Alternatively, the siloing of candidate feedback and commentary can happen if hiring managers do not have licenses to access the candidate record. Instead, they may be given the candidate’s profile (often over email) and any feedback is fed through the recruiter. This can be problematic when there are details in the candidate commentary made through previous conversations. The hiring manager may risk asking some of the same questions again or be unable to see red flags that were raised earlier on.
Application data is frequently isolated into a silo as a result of having one person as the gatekeeper, screening CVs. While this is often intentional, having one gatekeeper can pose a risk when it comes to bias and quality of CVs.
Having one person screening and selecting CVs may save your hiring managers time initially, however, as your organization grows it becomes unsustainable.No one person will be able to select the right CVs for every position, and you may be missing out on high-potential candidates if they are not recognized during the screening process. Additionally, having one person responsible for screening CVs with no oversight from other parties can enable biased selection. Keeping application data in a data silo controlled by one party can ultimately mean you miss opportunities when it comes to hiring the best talent.

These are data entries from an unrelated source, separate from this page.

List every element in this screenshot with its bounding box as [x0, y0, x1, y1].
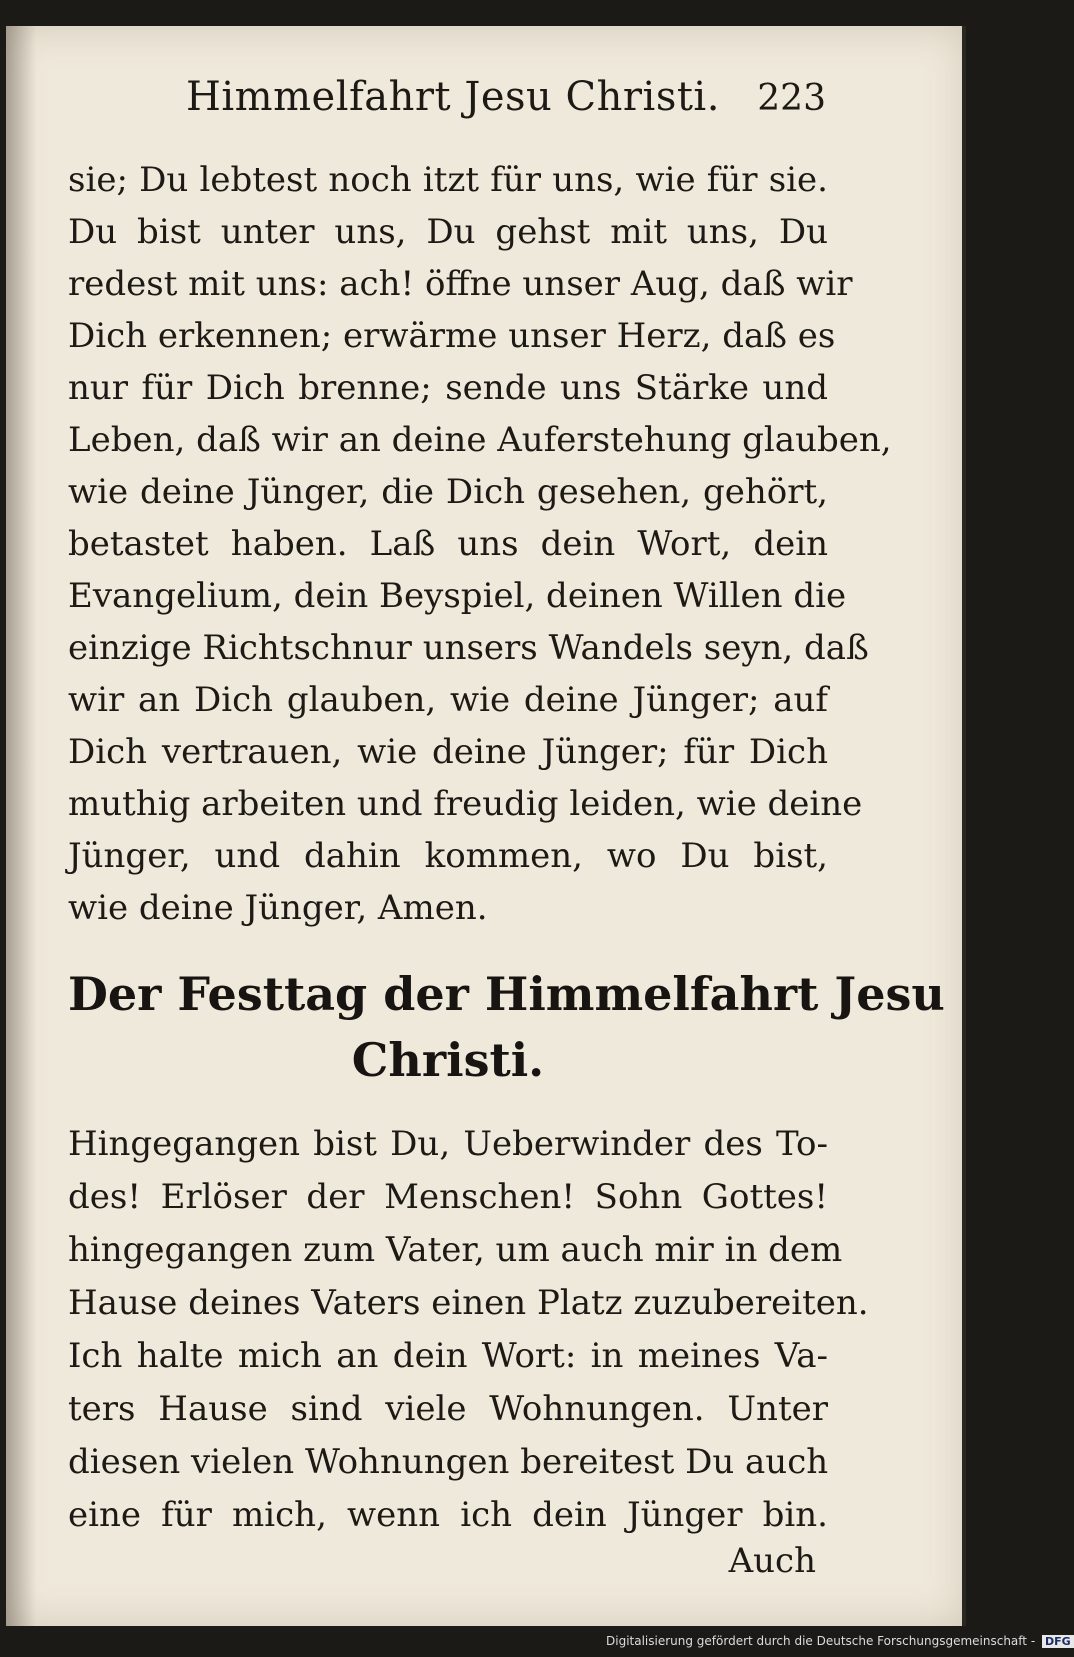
binding-shadow: [6, 26, 36, 1626]
text-line: Hingegangen bist Du, Ueberwinder des To-: [68, 1124, 828, 1164]
digitization-credit: [606, 1634, 1071, 1654]
text-line: Dich erkennen; erwärme unser Herz, daß es: [68, 316, 836, 356]
text-line: betastet haben. Laß uns dein Wort, dein: [68, 524, 828, 564]
text-line: Dich vertrauen, wie deine Jünger; für Dich: [68, 732, 828, 772]
text-line: des! Erlöser der Menschen! Sohn Gottes!: [68, 1177, 828, 1217]
text-line: Leben, daß wir an deine Auferstehung glauben,: [68, 420, 892, 460]
book-page: [6, 26, 966, 1626]
heading-line: Christi.: [351, 1033, 545, 1087]
text-line: Ich halte mich an dein Wort: in meines Va-: [68, 1336, 828, 1376]
text-line: ters Hause sind viele Wohnungen. Unter: [68, 1389, 828, 1429]
section-heading: [68, 961, 945, 1093]
text-line: diesen vielen Wohnungen bereitest Du auch: [68, 1442, 829, 1482]
page-number: 223: [757, 78, 826, 119]
section-text: [68, 1118, 869, 1542]
catchword: Auch: [728, 1541, 816, 1581]
text-line: Jünger, und dahin kommen, wo Du bist,: [68, 836, 828, 876]
text-line: wie deine Jünger, die Dich gesehen, gehört,: [68, 472, 828, 512]
page-header: [186, 74, 826, 134]
text-line: hingegangen zum Vater, um auch mir in dem: [68, 1230, 843, 1270]
text-line: wie deine Jünger, Amen.: [68, 888, 488, 928]
dfg-logo: DFG: [1042, 1635, 1074, 1648]
prayer-text: [68, 154, 892, 934]
text-line: sie; Du lebtest noch itzt für uns, wie für sie.: [68, 160, 828, 200]
text-line: muthig arbeiten und freudig leiden, wie deine: [68, 784, 863, 824]
credit-text: Digitalisierung gefördert durch die Deutsche Forschungsgemeinschaft -: [606, 1634, 1036, 1648]
text-line: wir an Dich glauben, wie deine Jünger; auf: [68, 680, 828, 720]
heading-line: Der Festtag der Himmelfahrt Jesu: [68, 967, 945, 1021]
text-line: eine für mich, wenn ich dein Jünger bin.: [68, 1495, 828, 1535]
text-line: einzige Richtschnur unsers Wandels seyn, daß: [68, 628, 869, 668]
text-line: redest mit uns: ach! öffne unser Aug, daß wir: [68, 264, 853, 304]
page-edge: [962, 26, 966, 1626]
text-line: Du bist unter uns, Du gehst mit uns, Du: [68, 212, 828, 252]
text-line: Hause deines Vaters einen Platz zuzubereiten.: [68, 1283, 869, 1323]
running-title: Himmelfahrt Jesu Christi.: [186, 74, 720, 120]
text-line: Evangelium, dein Beyspiel, deinen Willen die: [68, 576, 847, 616]
text-line: nur für Dich brenne; sende uns Stärke und: [68, 368, 828, 408]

Tracking recruitment metrics is a great way of monitoring a team performance. These numbers are collected with the intention of guiding your process and alerting you when there is an issue in your hiring process. However, they are often collected across different platforms or accessed exclusively by talent managers or department heads.
Without regular access to reporting and recruitment metrics, responding to lurking problems highlighted by your recruitment metrics will be challenging for individual recruiters. Additionally, if you collect information across several platforms it will be difficult to reconcile the numbers and provide a comprehensive overview of activities to your team. This silo prevents your recruitment team from being accountable for their activities and owning the hiring process.
Overview of the talent pipeline
When candidate applications have dropped off or it becomes harder to find the right candidates, it can be difficult to communicate this to the business. While most recruiters and talent managers will have a direct view of their talent pipeline, hiring managers often do not. Without this insight, hiring managers can only make judgments based on your account.
The siloing of your talent pipeline is extremely common, however, it may generate fiction with hiring managers. The ownership of the talent pipeline should certainly remain with your recruitment team but it could be very helpful to share an overview with hiring stakeholders. This will allow hiring managers to have a comprehensive understanding of your hiring process and promote improved buy-in. Without this overview, the business may not understand certain challenges your team may be working through when it comes to time to hire, quality of applicants or cost per hire.
Combating recruitment data silos
Each business and recruitment team is different and will have different kinds of silos of recruitment data, both intentional and accidental. However, as more teams embrace collaborative hiring (multi-disciplinary teams consisting of hiring managers, talent acquisition specialists, and recruiters) it becomes increasingly important to eliminate as many recruitment data silos as possible.
Collaborative hiring can be a great way of effectively combating a competitive candidate market, weaknesses in your hiring process, and data silos. By actively sharing information and with more eyes on the process, your recruitment team will experience a higher degree of ownership over the hiring process and more accountability. Make sure your applicant tracking system can enable multiple users and a strong collaborative hiring environment to combat recruitment data silos.